他看到他们在他位子前翻箱倒柜弄得一塌糊涂。他也看到那一行人翻开之后是如何哄笑嘲讽的。
他听到姜磊说:枉我把你当兄弟,结果你是个恶心变态的同性恋。
他们把本子夺走,一句接着一句读出里面的对话——有时是江酹对着程究在说话,有时是二人一起去山下买东西置办物品。明明是日常如日记般的东西从他们嘴里说出来却像是洪水猛兽一般。
他站在一旁远远地看着、听着。
在无数模糊的脸之间再看到姜磊,他总算明白了。
他不恨孙繁这个把事情捅开的始作俑者,他恨姜磊这个两面三刀的小人。是他想要维护自己的名誉,他却又来跟他摇尾乞怜说喜欢。
他即便换了城市,换了学校。也忘不了姜磊那个令人恶心的眼神。就像是一根被深埋的刺,平时藏得严严实实,但任何时候都能把他扎地心如刀绞。

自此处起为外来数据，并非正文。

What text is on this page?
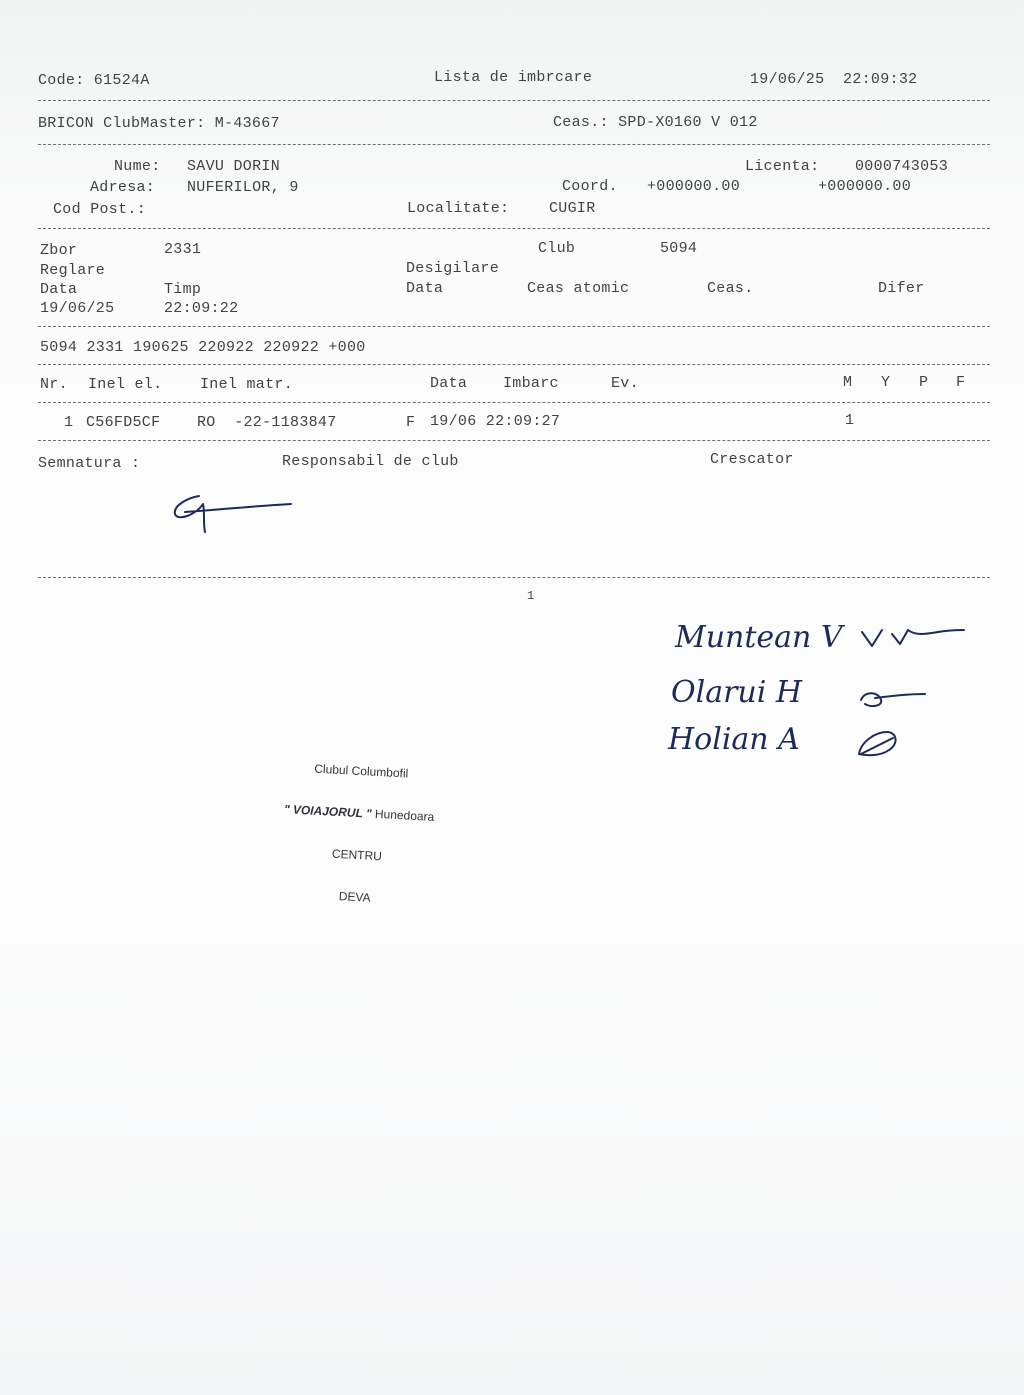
Code: 61524A	Lista de imbrcare	19/06/25  22:09:32
BRICON ClubMaster: M-43667	Ceas.: SPD-X0160 V 012
Nume: SAVU DORIN	Licenta: 0000743053
Adresa: NUFERILOR, 9	Coord. +000000.00	+000000.00
Cod Post.:	Localitate:	CUGIR
Zbor	2331	Club	5094
Reglare	Desigilare
Data	Timp	Data	Ceas atomic	Ceas.	Difer
19/06/25	22:09:22
5094 2331 190625 220922 220922 +000
Nr. Inel el.	Inel matr.	Data Imbarc	Ev.	M Y P F
1 C56FD5CF RO  -22-1183847	F 19/06 22:09:27	1
Semnatura :	Responsabil de club	Crescator
1
Muntean V
Olarui H
Holian A

Clubul Columbofil

" VOIAJORUL " Hunedoara

CENTRU

DEVA
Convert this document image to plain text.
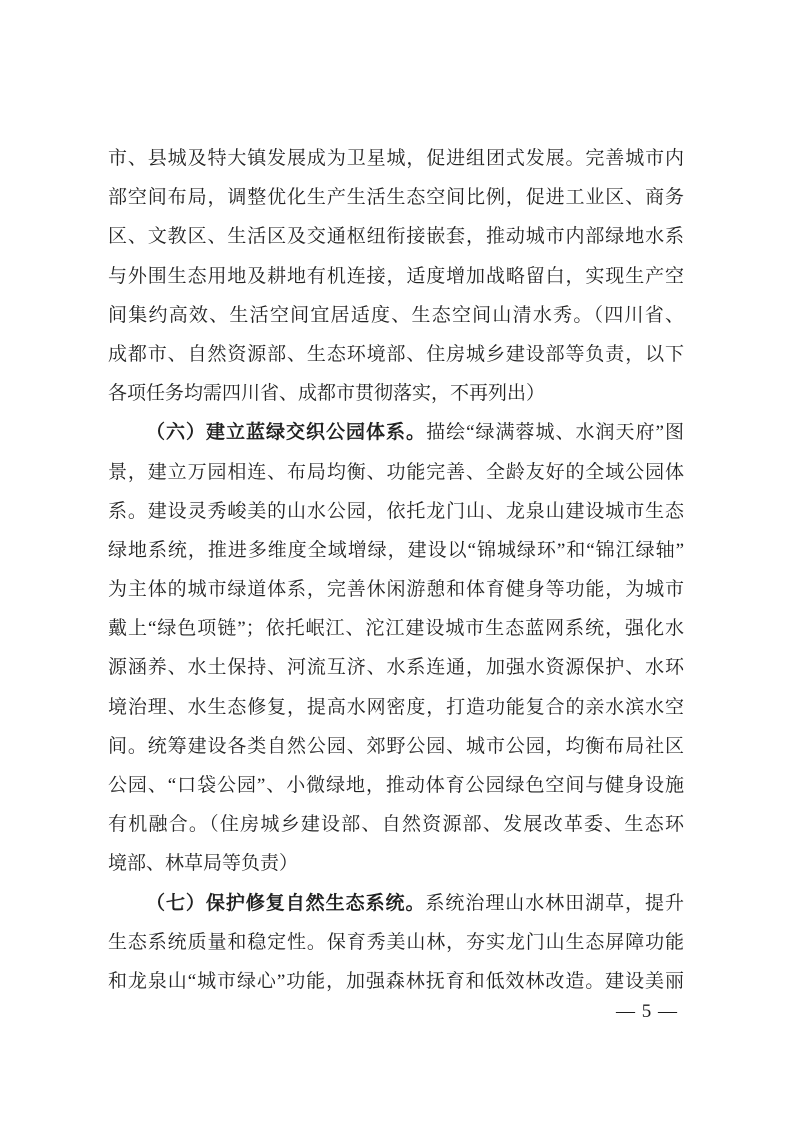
市、县城及特大镇发展成为卫星城，促进组团式发展。完善城市内
部空间布局，调整优化生产生活生态空间比例，促进工业区、商务
区、文教区、生活区及交通枢纽衔接嵌套，推动城市内部绿地水系
与外围生态用地及耕地有机连接，适度增加战略留白，实现生产空
间集约高效、生活空间宜居适度、生态空间山清水秀。（四川省、
成都市、自然资源部、生态环境部、住房城乡建设部等负责，以下
各项任务均需四川省、成都市贯彻落实，不再列出）
（六）建立蓝绿交织公园体系。描绘“绿满蓉城、水润天府”图
景，建立万园相连、布局均衡、功能完善、全龄友好的全域公园体
系。建设灵秀峻美的山水公园，依托龙门山、龙泉山建设城市生态
绿地系统，推进多维度全域增绿，建设以“锦城绿环”和“锦江绿轴”
为主体的城市绿道体系，完善休闲游憩和体育健身等功能，为城市
戴上“绿色项链”；依托岷江、沱江建设城市生态蓝网系统，强化水
源涵养、水土保持、河流互济、水系连通，加强水资源保护、水环
境治理、水生态修复，提高水网密度，打造功能复合的亲水滨水空
间。统筹建设各类自然公园、郊野公园、城市公园，均衡布局社区
公园、“口袋公园”、小微绿地，推动体育公园绿色空间与健身设施
有机融合。（住房城乡建设部、自然资源部、发展改革委、生态环
境部、林草局等负责）
（七）保护修复自然生态系统。系统治理山水林田湖草，提升
生态系统质量和稳定性。保育秀美山林，夯实龙门山生态屏障功能
和龙泉山“城市绿心”功能，加强森林抚育和低效林改造。建设美丽
— 5 —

程究皱眉惊醒了一身的冷汗,他大口呼吸喘气着。手还有些颤抖地去拿床边的水杯。
他正往嘴边递的时候,另一只手把水杯接过去了。
江酹听到声响的第一时间就醒过来了,看着程究颤着手喝水时忍不住接过来喂他喝。
“做噩梦了吗?”
程究只是摇头。江酹就把他的脸扳过来,无奈说道:
“都哭成个泪人儿了还说没有?”
江酹修长的手轻轻帮他把眼泪抹去。又轻声问:
“什么乱七八糟的东西把我们小公子吓成这样?嗯?”
程究没回答,他只是轻轻的拽住江酹的衣袖,声如蚊蚋般地问了一声:
“你叫什么。”
江酹明显愣住了,虽然不知道为什么程究问这个问题,但是还是回道:
“江酹。”
“哪个江,哪个酹。”
“江水的江,酹江月的酹。”
程究没再说话了,仰起头在江酹唇上落下了很轻一吻。
“江酹,我想……”
。
江酹扣着他的手一遍遍吻他说爱他时,程究终于明白过来,在没见到姜磊之前,他就有意识地喜欢一个无限对他好、保护他爱他的灵魂。
只是在遇到姜磊后,匆忙地给他赋予了“江酹”这个名字而已。
在想通这一切之后,程究泪如雨下。
江酹一直都不是姜磊,他不是任何人,他是他自己。